As impeachment enters a new phase, keep an eye on endangered Republicans

By Ruth Marcus

Deputy editorial page editor

President Trump and his Republican allies can’t seem to decide whether they want his defense to be based on substance — He did nothing wrong! It was a perfect call! — or procedure — Democrats were out to get him from the start! It’s a Soviet-style inquisition! That confusion is no surprise: Both arguments are unconvincing, and Republicans will increasingly have to figure out how to deal with that unpleasant reality.

It’s a rule of Washington that if you’re arguing over process, you’re losing. That holds especially true here, because the procedural laments are not only procedural, they’re bogus. Republicans contend that the new House rules to govern the inquiry deny Trump basic elements of due process and that the previous handling of the investigation was so flawed it taints any proceedings going forward.

“If you were in the legal term, it’d be the fruit from the poisonous tree,” said House Minority Leader Kevin McCarthy (R-Calif.). That’s ridiculous. The House conducted its initial proceedings in secret — just like the Benghazi committee — but Republican lawmakers from the relevant committees were allowed to attend and ask questions. Administration lawyers were not present — following the example set by House Republicans, who, when they were in the majority, barred government lawyers from attending such depositions.

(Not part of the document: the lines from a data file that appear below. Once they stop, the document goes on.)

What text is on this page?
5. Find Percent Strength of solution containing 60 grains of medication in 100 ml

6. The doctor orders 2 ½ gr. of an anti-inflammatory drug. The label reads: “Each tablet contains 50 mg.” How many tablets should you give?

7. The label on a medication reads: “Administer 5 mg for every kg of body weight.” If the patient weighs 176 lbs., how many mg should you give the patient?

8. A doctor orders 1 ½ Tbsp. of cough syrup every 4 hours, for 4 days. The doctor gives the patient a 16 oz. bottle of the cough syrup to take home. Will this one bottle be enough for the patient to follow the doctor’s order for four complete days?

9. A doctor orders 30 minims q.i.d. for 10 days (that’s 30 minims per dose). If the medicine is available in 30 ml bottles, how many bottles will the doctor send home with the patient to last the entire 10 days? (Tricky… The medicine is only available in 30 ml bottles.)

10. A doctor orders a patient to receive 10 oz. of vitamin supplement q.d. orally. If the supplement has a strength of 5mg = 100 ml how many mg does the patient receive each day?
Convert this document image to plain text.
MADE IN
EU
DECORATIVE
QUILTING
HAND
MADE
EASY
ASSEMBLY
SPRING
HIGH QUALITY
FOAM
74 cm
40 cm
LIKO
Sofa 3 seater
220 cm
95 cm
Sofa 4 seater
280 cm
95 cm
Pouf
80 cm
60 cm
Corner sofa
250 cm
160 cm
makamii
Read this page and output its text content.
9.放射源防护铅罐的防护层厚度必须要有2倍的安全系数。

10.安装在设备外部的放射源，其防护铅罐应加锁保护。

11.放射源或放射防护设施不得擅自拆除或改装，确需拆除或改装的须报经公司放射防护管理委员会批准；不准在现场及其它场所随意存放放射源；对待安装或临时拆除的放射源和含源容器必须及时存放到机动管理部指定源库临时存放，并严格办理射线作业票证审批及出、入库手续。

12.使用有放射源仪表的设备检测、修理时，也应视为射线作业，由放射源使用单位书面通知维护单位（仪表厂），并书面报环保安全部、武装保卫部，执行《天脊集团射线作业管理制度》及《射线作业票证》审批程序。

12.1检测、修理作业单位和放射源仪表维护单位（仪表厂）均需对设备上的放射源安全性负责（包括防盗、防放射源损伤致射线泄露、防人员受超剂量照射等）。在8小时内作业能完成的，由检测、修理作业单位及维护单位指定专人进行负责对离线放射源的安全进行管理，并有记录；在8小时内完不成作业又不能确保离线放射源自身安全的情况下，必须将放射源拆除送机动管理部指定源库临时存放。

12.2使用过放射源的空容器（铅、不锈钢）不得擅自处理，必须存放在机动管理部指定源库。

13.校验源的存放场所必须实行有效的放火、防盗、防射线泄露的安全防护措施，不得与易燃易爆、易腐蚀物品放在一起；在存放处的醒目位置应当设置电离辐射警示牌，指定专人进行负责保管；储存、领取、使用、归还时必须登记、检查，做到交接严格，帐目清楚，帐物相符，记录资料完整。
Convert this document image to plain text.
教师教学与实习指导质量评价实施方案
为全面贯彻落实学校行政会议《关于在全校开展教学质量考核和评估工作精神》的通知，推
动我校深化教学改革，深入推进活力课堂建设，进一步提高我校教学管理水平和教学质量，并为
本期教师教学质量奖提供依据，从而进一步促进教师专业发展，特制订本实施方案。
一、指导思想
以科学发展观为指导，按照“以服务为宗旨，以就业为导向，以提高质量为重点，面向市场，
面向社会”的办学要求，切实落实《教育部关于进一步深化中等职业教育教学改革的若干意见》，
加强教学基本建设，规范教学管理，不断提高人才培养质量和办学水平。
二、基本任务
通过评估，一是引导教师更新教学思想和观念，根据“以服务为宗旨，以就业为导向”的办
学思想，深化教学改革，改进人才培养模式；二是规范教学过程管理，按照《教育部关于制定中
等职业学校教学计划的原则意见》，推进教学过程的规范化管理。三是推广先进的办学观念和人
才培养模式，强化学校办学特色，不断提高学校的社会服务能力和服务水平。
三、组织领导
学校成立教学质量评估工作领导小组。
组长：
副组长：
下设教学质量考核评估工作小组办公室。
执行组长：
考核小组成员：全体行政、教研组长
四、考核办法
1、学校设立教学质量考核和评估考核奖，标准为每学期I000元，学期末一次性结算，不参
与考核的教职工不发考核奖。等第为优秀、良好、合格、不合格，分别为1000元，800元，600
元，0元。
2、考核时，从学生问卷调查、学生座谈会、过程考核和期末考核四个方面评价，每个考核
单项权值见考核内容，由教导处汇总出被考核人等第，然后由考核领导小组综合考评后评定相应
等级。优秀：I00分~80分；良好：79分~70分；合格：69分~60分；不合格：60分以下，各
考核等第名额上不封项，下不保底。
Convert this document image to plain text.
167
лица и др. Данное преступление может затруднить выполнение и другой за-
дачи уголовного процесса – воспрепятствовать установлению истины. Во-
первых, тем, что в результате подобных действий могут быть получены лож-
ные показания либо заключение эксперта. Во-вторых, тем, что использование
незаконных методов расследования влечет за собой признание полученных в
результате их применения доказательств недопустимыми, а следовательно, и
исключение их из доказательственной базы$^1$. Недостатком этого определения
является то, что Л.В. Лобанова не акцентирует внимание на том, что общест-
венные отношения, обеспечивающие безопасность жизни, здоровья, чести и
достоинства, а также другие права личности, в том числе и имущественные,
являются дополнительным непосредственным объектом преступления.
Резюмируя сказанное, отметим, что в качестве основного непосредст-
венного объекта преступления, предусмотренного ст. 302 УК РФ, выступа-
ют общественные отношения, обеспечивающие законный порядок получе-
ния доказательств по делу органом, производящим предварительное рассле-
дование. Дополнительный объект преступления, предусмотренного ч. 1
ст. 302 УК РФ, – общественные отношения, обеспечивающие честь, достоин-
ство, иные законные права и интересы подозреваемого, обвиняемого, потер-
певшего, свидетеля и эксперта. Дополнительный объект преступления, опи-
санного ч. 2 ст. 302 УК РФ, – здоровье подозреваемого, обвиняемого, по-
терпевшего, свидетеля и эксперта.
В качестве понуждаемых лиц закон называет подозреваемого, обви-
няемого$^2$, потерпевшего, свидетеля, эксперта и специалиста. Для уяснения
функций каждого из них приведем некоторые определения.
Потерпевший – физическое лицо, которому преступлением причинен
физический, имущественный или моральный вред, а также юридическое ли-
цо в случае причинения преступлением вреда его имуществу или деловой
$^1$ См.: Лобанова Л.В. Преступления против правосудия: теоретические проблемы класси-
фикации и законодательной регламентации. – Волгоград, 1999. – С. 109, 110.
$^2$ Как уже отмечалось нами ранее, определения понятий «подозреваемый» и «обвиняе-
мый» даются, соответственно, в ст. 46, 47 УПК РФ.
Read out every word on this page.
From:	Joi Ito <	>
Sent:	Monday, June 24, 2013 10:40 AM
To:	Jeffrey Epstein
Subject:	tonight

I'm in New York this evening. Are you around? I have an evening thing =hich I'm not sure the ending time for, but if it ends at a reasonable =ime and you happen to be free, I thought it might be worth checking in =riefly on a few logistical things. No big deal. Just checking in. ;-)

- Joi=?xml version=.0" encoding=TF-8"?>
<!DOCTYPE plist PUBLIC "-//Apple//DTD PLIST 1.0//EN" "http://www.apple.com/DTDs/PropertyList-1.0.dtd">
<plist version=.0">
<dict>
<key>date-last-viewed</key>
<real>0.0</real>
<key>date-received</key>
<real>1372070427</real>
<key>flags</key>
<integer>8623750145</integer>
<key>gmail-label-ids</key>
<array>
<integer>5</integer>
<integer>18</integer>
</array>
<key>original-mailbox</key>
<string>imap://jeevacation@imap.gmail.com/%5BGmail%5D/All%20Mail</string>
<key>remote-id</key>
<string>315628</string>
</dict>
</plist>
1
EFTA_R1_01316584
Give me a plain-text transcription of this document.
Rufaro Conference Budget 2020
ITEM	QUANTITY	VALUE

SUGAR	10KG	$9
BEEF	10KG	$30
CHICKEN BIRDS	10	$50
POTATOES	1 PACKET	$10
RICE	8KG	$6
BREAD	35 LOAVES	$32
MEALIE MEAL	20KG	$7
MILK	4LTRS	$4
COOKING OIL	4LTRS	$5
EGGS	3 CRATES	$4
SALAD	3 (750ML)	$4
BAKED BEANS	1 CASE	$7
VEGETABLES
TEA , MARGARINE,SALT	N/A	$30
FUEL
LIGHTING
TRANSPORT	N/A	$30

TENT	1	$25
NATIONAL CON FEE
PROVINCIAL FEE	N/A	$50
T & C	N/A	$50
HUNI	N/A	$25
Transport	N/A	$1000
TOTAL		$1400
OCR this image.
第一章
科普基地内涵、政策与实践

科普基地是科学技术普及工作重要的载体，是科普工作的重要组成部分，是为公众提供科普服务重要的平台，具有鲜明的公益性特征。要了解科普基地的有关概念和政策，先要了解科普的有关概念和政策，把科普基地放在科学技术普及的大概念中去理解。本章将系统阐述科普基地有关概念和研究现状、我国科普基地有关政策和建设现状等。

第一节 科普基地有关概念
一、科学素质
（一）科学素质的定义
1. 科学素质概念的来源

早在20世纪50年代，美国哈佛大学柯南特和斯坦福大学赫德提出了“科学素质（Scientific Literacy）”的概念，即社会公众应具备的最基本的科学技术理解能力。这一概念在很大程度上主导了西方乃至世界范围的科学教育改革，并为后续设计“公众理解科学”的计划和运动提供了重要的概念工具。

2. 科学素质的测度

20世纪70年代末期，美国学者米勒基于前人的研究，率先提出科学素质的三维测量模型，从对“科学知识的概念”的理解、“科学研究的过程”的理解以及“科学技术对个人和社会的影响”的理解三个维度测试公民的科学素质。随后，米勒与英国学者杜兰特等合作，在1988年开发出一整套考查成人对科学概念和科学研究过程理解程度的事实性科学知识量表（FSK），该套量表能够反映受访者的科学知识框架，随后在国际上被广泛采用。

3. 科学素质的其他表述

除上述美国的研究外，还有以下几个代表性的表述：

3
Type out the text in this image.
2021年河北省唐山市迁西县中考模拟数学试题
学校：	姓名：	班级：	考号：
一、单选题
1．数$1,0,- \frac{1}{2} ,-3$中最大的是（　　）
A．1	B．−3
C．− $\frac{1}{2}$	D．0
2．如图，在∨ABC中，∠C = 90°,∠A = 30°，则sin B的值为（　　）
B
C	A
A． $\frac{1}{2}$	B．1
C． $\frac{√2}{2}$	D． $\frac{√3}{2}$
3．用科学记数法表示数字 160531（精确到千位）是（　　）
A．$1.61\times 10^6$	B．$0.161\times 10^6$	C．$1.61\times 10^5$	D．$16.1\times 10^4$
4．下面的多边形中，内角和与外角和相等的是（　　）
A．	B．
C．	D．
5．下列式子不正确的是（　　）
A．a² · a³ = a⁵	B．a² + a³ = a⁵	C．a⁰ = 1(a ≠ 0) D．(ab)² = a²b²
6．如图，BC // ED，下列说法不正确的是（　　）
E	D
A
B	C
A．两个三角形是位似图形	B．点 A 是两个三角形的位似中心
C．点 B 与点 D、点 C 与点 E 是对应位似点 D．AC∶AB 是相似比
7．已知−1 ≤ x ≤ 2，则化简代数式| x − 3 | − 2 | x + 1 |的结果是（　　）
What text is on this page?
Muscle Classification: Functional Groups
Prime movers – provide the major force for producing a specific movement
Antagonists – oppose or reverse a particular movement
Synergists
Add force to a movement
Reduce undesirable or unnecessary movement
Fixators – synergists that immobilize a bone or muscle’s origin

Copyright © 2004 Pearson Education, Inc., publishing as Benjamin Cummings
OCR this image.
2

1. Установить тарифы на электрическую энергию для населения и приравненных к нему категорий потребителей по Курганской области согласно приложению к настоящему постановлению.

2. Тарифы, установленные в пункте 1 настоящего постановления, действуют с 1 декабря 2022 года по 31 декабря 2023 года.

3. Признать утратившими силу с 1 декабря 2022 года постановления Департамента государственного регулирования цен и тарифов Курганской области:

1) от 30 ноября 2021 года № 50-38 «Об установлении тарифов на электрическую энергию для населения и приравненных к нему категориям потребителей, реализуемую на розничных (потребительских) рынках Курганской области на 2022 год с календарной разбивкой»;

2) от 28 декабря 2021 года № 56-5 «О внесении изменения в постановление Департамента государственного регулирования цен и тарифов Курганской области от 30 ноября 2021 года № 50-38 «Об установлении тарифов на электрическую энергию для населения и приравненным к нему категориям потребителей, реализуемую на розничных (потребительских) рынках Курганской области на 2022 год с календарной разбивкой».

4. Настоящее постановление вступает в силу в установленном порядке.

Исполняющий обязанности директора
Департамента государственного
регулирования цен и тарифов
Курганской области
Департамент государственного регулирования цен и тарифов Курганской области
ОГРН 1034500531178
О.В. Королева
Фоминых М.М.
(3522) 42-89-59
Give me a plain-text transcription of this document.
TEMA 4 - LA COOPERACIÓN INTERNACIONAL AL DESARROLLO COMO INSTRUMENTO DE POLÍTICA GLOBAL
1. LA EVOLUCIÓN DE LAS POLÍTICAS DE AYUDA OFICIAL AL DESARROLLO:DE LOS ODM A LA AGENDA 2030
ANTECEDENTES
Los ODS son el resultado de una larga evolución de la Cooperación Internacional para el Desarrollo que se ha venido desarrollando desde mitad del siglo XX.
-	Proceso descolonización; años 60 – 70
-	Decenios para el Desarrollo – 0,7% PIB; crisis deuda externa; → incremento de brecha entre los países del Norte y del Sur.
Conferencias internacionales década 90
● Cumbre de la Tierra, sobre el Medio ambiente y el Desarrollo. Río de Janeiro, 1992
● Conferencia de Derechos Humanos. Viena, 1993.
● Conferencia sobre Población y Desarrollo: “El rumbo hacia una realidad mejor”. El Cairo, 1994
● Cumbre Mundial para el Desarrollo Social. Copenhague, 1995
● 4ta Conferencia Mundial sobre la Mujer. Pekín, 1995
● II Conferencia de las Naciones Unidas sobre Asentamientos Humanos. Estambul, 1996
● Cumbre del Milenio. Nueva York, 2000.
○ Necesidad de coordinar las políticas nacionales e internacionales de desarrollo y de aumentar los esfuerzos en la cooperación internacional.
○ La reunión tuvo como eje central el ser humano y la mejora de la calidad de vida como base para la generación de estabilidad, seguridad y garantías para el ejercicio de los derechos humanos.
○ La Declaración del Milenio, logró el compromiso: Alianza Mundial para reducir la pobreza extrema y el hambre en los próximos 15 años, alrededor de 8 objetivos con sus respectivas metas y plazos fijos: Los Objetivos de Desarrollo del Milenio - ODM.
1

Even assuming some imaginary unfairness, take McCarthy’s argument to its logical conclusion: Congress should ignore video of Trump shooting someone on Fifth Avenue because it was improperly obtained?

It would be more concerning if the rules governing the next phase of the proceedings were unfair. But they are effectively identical to the procedures employed in the Nixon and Clinton impeachments, letting Republicans subpoena witnesses and documents, subject to the approval of the majority. When the House Judiciary Committee takes up the matter, Trump’s own lawyers will be allowed to call and cross-examine witnesses. This right may be suspended if Trump “unlawfully refuse[s]” to produce documents or let witnesses testify — a reasonable threat given the administration’s refusal to cooperate with what the White House described as “this illegitimate impeachment proceeding.”